Sharp quindi giovedì ha dichiarato, alla platea di investitori che ascoltava basita la decisione del suo amministratore delegato Takashi Okuda, di chiudere stabilimenti e adottare una politica di licenziamenti e tagli senza precedenti dopo decenni di crescita a fronte di una perdita di 5,6 miliardi dollari ed ha avvisato i suoi investitori di avere seri dubbi di poter continuare a sopravvivere. Di fatto, nell’ultimo periodo di quest’anno la perdita netta di 3,1 miliardi di dollari e questa continua ad aumentare.

 

Anche la Panasonic, lo stesso giorno ha perso la decisione di fare eco alla sua concorrente ed ha riferito che il suo valore in borsa a Tokyo sta crollando a fronte di decisioni che non hanno dato i risultati sperati ed hanno penalizzato tutto il suo valore con un netto segno al ribasso del 20%, pari ad un ammanco sulla previsione annua di 9,6 miliardi di dollari.

 

La Sony, nonostante la sua caduta di stile si conferma la più bella delle tre sorelle di madre terra anche se anch’essa si trova in posizione di svantaggio rispetto alle sue concorrenti occidentali o coreana, con un netto andamento in perdita che ammonta a quasi 194 milioni di dollari spalmati su quasi tutti i suoi prodotti di largo consumo.
Mentre, in ambito medicale, Sony stringe un’alleanza strategica con Olympus che apre ad un investimento sul futuro che potrebbe portare qualche utile anche se la concorrente Storz (nota ditta medicale tedesca) la pone in posizione di inferiorità, non solo tecnologica, ma anche distributiva, ora che il Care si sviluppa soprattutto nei mercati orientali dove, la vicina potenza economica, ha fatto capire hai mercati emergenti affamati di nuovi investimenti che Lei non gradisce mangiare sushi o sashimi a pranzo.

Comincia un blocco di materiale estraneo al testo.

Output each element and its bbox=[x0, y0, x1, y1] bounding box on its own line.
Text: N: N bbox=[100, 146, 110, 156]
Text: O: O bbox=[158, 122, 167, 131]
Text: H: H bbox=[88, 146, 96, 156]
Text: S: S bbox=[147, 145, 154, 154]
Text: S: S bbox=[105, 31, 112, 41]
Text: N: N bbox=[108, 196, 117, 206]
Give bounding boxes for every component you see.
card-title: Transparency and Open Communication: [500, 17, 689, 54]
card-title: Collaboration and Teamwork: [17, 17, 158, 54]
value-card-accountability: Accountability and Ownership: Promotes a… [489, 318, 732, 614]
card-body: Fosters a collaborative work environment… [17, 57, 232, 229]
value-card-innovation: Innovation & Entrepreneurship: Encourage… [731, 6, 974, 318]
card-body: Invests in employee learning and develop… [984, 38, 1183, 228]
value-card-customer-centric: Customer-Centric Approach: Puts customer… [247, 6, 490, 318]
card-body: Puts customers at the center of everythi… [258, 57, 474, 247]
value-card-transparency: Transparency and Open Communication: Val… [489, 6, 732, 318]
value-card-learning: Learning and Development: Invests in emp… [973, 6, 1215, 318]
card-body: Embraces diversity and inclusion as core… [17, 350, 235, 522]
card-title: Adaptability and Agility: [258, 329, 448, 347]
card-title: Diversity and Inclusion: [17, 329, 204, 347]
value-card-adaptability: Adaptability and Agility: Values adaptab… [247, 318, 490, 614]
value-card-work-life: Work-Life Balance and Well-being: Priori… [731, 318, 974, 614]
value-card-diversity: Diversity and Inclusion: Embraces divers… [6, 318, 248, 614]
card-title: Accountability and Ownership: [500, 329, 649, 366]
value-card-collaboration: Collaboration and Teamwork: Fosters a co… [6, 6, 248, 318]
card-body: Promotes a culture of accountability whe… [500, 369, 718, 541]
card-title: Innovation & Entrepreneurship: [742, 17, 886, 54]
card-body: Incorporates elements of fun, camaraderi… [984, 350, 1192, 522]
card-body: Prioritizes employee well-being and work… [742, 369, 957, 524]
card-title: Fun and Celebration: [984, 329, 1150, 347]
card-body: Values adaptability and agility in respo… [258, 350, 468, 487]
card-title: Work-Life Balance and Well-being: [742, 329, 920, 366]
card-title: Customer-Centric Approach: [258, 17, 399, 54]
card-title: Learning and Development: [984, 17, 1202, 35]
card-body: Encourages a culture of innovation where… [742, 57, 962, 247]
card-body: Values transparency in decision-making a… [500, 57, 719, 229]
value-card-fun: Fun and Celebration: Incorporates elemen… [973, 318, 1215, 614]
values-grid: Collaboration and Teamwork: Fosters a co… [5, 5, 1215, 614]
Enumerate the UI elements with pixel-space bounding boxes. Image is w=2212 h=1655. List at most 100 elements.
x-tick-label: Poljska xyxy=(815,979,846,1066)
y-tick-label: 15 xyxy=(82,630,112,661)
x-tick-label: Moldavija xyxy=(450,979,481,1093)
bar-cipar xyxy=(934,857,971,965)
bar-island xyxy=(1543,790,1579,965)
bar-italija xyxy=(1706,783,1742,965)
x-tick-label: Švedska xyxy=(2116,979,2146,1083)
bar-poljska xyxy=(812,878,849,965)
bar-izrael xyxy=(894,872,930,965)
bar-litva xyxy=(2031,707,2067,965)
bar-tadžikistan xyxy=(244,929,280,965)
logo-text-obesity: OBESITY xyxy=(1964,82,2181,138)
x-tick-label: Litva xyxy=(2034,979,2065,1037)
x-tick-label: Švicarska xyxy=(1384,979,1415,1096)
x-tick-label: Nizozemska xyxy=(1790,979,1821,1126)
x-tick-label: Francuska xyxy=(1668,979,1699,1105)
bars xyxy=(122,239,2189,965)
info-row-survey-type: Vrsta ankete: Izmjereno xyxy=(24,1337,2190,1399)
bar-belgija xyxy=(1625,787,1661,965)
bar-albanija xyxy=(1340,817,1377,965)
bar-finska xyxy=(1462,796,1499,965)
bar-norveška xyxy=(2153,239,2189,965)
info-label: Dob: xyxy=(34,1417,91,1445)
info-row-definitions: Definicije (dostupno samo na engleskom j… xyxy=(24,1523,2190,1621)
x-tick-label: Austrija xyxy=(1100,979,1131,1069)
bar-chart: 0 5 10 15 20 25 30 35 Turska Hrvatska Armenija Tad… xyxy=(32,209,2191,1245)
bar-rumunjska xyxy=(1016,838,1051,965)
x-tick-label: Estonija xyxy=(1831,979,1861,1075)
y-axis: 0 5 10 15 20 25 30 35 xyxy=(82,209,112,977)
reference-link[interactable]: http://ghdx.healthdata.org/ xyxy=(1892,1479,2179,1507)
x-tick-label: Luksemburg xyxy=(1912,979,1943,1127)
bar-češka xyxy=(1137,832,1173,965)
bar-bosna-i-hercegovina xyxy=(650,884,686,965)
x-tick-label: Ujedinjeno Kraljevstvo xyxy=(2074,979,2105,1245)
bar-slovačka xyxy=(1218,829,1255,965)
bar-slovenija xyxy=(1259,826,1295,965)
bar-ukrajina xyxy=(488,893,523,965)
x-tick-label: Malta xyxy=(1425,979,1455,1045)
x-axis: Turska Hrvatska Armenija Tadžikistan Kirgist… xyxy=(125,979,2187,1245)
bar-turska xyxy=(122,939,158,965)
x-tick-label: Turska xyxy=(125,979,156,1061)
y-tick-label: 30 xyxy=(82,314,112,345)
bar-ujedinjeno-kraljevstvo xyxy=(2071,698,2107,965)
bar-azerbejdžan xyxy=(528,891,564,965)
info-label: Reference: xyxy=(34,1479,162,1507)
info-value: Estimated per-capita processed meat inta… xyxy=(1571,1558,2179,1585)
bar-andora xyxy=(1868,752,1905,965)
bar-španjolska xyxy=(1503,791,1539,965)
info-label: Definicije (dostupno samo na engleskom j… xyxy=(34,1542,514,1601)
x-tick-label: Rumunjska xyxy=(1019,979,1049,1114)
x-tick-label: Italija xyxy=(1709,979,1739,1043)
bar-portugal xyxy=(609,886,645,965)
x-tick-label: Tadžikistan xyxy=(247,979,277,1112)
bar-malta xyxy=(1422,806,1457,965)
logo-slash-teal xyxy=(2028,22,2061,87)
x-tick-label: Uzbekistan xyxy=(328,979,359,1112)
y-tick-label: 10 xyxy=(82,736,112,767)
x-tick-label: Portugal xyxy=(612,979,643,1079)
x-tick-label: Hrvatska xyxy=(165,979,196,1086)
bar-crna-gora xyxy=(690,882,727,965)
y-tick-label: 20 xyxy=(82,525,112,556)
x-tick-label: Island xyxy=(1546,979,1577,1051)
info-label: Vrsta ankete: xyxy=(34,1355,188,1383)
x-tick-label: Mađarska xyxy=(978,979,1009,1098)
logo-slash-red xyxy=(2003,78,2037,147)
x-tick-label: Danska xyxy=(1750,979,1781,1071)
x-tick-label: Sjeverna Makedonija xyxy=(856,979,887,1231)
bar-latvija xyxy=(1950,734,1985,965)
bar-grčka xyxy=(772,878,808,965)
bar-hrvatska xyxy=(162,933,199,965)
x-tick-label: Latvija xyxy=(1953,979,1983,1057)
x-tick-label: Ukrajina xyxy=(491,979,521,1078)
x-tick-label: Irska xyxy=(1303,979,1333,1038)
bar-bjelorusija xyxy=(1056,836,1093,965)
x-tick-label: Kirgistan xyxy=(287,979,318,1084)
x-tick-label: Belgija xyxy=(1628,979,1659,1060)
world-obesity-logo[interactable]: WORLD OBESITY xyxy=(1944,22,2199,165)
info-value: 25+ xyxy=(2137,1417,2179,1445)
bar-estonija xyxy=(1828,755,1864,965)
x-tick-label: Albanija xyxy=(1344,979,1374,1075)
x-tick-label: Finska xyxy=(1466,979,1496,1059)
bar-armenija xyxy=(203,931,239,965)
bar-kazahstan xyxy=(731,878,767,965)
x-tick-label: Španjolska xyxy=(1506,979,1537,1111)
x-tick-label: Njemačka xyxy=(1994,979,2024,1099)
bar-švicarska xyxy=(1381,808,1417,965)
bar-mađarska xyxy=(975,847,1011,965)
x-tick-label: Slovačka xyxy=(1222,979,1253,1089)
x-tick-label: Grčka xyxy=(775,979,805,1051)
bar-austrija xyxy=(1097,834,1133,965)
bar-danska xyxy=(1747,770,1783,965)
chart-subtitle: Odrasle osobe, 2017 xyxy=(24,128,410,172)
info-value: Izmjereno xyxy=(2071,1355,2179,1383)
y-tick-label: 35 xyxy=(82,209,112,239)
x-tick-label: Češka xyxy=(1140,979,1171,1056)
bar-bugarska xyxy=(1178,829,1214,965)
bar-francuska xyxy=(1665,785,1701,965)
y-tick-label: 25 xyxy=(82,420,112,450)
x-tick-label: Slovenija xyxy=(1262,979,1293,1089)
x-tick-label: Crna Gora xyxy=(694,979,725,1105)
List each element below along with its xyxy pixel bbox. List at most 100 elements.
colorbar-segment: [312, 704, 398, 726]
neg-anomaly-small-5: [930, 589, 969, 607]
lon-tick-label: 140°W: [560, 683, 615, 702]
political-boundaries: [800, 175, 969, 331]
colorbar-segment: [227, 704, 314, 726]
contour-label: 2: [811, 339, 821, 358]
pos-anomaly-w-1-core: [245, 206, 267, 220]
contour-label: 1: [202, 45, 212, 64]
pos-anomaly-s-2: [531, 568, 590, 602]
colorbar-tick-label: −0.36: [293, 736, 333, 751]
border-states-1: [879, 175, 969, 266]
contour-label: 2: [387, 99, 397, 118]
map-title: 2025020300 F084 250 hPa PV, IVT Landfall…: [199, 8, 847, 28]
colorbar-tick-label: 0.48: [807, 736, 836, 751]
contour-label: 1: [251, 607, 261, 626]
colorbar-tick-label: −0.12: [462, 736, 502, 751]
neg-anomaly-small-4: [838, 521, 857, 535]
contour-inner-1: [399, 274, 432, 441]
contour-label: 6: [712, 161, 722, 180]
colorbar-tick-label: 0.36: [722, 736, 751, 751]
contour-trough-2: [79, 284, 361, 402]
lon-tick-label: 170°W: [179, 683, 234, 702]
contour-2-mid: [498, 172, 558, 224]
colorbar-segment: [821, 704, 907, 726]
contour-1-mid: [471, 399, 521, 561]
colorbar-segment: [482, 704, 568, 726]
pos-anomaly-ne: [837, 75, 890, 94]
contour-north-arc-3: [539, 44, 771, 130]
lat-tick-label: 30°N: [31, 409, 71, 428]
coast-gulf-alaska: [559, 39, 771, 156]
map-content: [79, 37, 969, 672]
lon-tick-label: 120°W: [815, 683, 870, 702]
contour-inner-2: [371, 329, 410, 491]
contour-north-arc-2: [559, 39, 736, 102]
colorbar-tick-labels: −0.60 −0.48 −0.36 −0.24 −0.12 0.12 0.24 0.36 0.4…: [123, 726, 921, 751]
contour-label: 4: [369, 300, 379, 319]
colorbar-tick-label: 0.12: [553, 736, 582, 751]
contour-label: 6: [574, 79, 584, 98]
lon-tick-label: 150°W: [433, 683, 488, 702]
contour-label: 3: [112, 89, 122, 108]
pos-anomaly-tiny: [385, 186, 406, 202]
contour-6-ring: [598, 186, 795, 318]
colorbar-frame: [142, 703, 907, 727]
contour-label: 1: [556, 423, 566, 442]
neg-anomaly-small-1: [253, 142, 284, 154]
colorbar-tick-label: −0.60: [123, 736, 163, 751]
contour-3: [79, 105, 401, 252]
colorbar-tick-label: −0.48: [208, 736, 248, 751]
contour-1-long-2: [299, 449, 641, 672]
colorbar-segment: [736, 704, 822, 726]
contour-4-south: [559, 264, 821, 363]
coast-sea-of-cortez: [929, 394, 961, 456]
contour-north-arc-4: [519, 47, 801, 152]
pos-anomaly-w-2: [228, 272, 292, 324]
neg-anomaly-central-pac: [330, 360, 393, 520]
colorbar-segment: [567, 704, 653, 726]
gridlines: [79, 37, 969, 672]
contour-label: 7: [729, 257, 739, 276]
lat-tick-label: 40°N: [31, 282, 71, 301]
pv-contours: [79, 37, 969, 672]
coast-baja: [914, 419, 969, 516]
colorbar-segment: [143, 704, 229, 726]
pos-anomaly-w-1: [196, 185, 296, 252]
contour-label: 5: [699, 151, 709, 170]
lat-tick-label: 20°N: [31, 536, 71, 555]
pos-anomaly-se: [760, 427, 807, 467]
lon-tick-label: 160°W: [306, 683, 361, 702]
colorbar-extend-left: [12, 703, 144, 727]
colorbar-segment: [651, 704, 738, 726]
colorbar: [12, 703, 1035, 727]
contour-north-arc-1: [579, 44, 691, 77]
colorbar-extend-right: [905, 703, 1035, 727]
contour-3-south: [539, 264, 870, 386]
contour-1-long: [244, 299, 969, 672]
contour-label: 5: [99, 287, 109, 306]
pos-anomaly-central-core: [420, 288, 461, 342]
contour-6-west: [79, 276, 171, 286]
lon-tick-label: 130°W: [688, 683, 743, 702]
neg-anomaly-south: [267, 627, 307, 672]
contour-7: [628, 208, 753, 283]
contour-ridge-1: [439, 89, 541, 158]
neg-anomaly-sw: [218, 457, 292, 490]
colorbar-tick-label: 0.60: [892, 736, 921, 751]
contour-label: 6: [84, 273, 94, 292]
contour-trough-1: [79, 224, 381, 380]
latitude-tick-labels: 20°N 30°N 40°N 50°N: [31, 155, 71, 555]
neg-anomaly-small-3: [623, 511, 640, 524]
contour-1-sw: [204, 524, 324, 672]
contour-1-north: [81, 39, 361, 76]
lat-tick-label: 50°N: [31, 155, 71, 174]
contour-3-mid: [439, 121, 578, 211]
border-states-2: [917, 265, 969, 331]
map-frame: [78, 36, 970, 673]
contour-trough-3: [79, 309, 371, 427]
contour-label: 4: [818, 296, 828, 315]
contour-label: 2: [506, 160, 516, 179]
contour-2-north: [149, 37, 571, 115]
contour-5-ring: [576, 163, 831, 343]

La disputa territoriale tra Cina e Giappone dunque non concilia la vendita dei prodotti giapponesi.
Anche perché, il relativo boicottaggio non dichiarato di questi prodotti nel mercato di largo consumo cinese in grande crescita, predilige un basso costo dei prodotti ad alta tecnologia che non va di pari passo con il consumo delle chicche tecnologiche che sono il fiore all’occhiello dell’industria giapponese che da sempre ci ha abituato a trovare piccole intelligenti e sofisticate soluzioni che però non modificano significativamente il risultato finale del prodotto che negli ultimi anni ha continuato a salire di costo compromettendo la vendita per la grande distribuzione affamata solo di risultati economici.

Questo segna il crollo dei colossi dell’elettronica giapponese che è dovuto a troppi passi falsi con enormi investimenti di denaro in tecnologie sbagliate per una bolla speculativa di produzione che ha mascherato e maschera una continua debolezza del modello giapponese che ha dimostrato una certa pigrizia nel dare ai sui clienti degli stimoli maggiori d’acquisto dei loro vecchi prodotti.